Dans la région de la Capitale-Nationale, ce nombre est passé de 197 en 2013 à 353 en 2017, selon les données fournies au Soleil par la Commission des normes, de l’équité, de la santé et de la sécurité du travail (CNESST), qui n’était pas en mesure d’isoler les données concernant les lésions survenues précisément dans les résidences à assistance continue (RAC). 

On sait toutefois que dans la Capitale-Nationale, sur les 31 visites d’inspection effectuées par la CNESST entre 2013 et 2017 dans les trois types d’établissements nommés plus haut, une proportion importante, soit 21, concernaient des RAC. 

«De façon générale, les interventions de la CNESST sont réalisées de façon planifiée, en fonction des risques identifiés. Les inspecteurs interviennent aussi à la suite de plaintes, d’accidents du travail ou de droit de refus, lesquels peuvent nous être adressés pour divers motifs touchant la santé et la sécurité du travail», explique une porte-parole, Geneviève Trudel. 

Risque «élevé»

La CNESST a confirmé au Soleil que les RAC sont considérées à risque «élevé» de lésions professionnelles.

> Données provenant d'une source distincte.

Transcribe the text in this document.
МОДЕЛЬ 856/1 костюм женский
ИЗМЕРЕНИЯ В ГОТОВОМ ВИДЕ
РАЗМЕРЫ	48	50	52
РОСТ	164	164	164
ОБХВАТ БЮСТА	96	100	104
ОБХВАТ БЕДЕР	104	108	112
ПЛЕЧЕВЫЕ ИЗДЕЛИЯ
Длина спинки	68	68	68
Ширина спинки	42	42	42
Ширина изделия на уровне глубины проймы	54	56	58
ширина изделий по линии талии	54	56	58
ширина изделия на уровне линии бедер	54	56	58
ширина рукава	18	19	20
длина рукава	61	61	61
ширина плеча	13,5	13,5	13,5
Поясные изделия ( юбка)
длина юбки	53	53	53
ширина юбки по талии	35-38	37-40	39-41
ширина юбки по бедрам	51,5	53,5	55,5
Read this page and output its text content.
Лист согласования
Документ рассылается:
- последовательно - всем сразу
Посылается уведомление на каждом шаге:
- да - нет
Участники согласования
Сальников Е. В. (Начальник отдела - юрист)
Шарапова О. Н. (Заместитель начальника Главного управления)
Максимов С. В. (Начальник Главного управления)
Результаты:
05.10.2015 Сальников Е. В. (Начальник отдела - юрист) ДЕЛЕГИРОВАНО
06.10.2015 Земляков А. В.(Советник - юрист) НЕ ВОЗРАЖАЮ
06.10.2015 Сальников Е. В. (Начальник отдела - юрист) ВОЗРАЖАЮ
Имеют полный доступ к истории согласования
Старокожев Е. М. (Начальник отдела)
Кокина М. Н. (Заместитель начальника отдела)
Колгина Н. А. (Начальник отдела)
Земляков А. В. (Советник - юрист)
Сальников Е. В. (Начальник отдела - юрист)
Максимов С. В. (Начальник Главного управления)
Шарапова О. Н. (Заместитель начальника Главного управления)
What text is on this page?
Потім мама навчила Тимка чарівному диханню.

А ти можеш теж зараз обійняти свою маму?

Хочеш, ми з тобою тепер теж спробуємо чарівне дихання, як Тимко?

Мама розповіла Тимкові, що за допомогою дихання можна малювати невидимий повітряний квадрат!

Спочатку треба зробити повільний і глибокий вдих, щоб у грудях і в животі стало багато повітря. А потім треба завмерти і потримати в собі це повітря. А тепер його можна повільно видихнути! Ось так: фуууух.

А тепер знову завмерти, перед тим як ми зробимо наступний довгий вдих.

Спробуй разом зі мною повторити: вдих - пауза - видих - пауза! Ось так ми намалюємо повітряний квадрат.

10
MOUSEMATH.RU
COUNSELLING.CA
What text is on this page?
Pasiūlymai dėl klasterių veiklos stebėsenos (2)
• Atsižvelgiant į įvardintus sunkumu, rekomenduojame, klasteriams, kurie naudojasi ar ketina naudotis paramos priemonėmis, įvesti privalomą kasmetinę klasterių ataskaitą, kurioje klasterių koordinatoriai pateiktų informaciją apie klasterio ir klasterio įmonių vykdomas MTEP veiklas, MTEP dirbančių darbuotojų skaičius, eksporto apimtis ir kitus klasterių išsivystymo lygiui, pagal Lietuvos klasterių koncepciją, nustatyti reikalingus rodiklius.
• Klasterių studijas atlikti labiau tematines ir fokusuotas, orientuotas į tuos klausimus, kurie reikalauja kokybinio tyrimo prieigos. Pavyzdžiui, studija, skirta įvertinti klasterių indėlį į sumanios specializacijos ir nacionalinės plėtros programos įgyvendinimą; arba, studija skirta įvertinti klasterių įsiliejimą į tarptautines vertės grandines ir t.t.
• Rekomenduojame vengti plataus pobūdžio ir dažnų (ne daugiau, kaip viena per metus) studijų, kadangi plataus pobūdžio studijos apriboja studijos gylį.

Dans la planification pluriannuelle en prévention-inspection 2017-2019 de la CNESST, le secteur «soins de santé et assistance sociale» est l’un des secteurs «priorisés» en raison du risque important de lésions professionnelles, mentionne la porte-parole.

Selon les statistiques d’accidents de travail avec ou sans arrêt de travail ayant pour cause une agression survenue dans une installation du CRDI de Québec présentées au comité conjoint de prévention des agressions du CIUSSS de la Capitale-Nationale, il y a eu entre le 1er avril 2017 et le 31 mars 2018 542 événements déclarés, contre 437 pour la même période l’année précédente. Dans la majorité des cas (55 %), la personne a été frappée. Les égratignures, les morsures et les «cheveux tirés» représentent 32 % des agressions.